First, find a partner. You’re allowed to work by yourself, but I highly recommend working with a partner. Click on the assignment link. One partner should create a new team. The second partner should click the link and choose the appropriate team. (Please don’t choose the wrong team, there’s a maximum of two people and if you join the wrong one, you’ll prevent the correct person from joining.)

Once you have accepted the assignment and created/joined a team, you can clone the repository on clyde and begin working. But before you do, read the entire assignment.

Be sure to ask any questions on Piazza.

Submission

To submit your homework, you must commit and push to GitHub before the deadline.

The README.md should contain

Part 1

You’re going to write some regular expressions for use with egrep(1). Each regex will appear in its own two-line file named 1.1 through 1.7.

The first line of the file will be a shebang line telling the OS to run the file as an argument to egrep(1). (This is provided for you and you shouldn’t change it.) The second line of each file is your regular expression. Replace XXX with the regular expression you want.

Write regular expressions that print out the following when run on words.

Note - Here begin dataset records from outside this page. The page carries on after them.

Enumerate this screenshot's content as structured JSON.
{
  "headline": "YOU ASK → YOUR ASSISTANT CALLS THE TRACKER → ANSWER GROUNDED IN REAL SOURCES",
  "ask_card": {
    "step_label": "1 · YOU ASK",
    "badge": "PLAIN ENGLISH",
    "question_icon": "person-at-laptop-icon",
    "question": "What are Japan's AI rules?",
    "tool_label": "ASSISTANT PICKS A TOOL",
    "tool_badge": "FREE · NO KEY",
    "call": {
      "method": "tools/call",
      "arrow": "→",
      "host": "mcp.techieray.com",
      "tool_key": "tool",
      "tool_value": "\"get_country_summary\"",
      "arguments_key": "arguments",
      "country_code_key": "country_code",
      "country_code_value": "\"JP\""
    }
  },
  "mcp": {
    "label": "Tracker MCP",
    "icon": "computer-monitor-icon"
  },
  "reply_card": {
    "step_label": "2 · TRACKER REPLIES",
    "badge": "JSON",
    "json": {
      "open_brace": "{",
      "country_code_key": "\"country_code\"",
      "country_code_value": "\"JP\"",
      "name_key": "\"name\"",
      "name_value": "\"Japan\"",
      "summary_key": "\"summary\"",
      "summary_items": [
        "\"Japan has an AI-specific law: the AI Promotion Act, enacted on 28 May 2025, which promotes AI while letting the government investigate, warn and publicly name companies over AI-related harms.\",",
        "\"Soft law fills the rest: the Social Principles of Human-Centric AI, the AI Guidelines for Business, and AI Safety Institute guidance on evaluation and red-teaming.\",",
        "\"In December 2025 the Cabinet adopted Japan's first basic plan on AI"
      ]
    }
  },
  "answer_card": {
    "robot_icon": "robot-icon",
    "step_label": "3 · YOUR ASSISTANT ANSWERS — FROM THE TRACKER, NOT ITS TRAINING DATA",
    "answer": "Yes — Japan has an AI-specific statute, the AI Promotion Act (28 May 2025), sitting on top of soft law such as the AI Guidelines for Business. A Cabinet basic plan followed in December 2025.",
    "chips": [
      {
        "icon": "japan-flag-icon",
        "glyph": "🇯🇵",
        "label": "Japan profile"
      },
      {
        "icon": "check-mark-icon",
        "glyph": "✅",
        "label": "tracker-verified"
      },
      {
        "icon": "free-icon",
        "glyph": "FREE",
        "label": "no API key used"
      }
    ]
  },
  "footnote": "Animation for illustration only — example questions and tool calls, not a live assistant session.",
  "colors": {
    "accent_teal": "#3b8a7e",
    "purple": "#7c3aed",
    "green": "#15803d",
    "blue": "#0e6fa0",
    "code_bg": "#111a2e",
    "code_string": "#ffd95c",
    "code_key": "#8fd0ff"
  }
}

  1. All words that contain exactly one of a, e, i, o, or u (without duplicates).
  2. All words that contain the lowercase vowels a, e, i, o, and u in that order. (The words may contain repeated vowels as long as aeiou is a subsequence.)
  3. All words that are exactly 22 lowercase letters long.
  4. All words that are made up of only pairs of consonant-vowels like Banana and are at least 6 letters long. You may consider vowels to be just a, e, i, o, and u (and their uppercase versions).
  5. All words that have a 4-letter sequence repeated (without overlapping).
  6. All words that start and end with the same 3 letter sequence (possibly overlapping).
  7. All words that end with their first 3 letters reversed like “detected” (possibly overlapping).

[Hint: For 5–7, you will want to use one or more back references.]

Part 2

You’re going to write some sed(1) scripts to perform the following actions. As with Part 1, these will take the form of two-line text files named 2.1 through 2.9.

The first line is again a shebang line, this time telling it to run sed(1). Where noted below, it also contains the -n flag. The second line is the sed command to run. Initially, it’s the q command which just quits. You should replace this with your own command. All parts can be solved with a single sed command.

  1. Replace all instances of “snow fall” or “wind chill” in each line with “summertime”. You’ll want to use \< and \> to match the boundaries of the words.
  2. Assuming the input is a dictionary file like words (one per line, alpha order), print out all words between computer and science. (For this one, the sed flag -n has been added.)
  3. Replaces all instances of Teh with The and teh with the, but only in standalone words.
  4. Move the last word on a line to the front.
  5. Find lines where a word has been repeated on the same line and replace that line with a repeated word. Don’t print the other lines. (For this one, the sed flag -n has been added.)
  6. Convert C block comments that are on one line and at the end into a line comment. You should preserve everything between the /* and */, including spaces. So /* add things up */ would become // add things up (there are two space before on either side of “add things up”).
  7. Only print out lines that contain cs 241, but change that to CSCI 241. Make sure cs is the start of a word and 241 is the end of a word. (For this one, the sed flag -n has been added.)
  8. Take the previous, but modify it to handle CS or CSCI with any number of spaces (including 0) and with any type of capitalization, and any 3-digit number (e.g., cScI151 becomes CSCI 151)
  9. Truncate all lines after exactly 20 characters.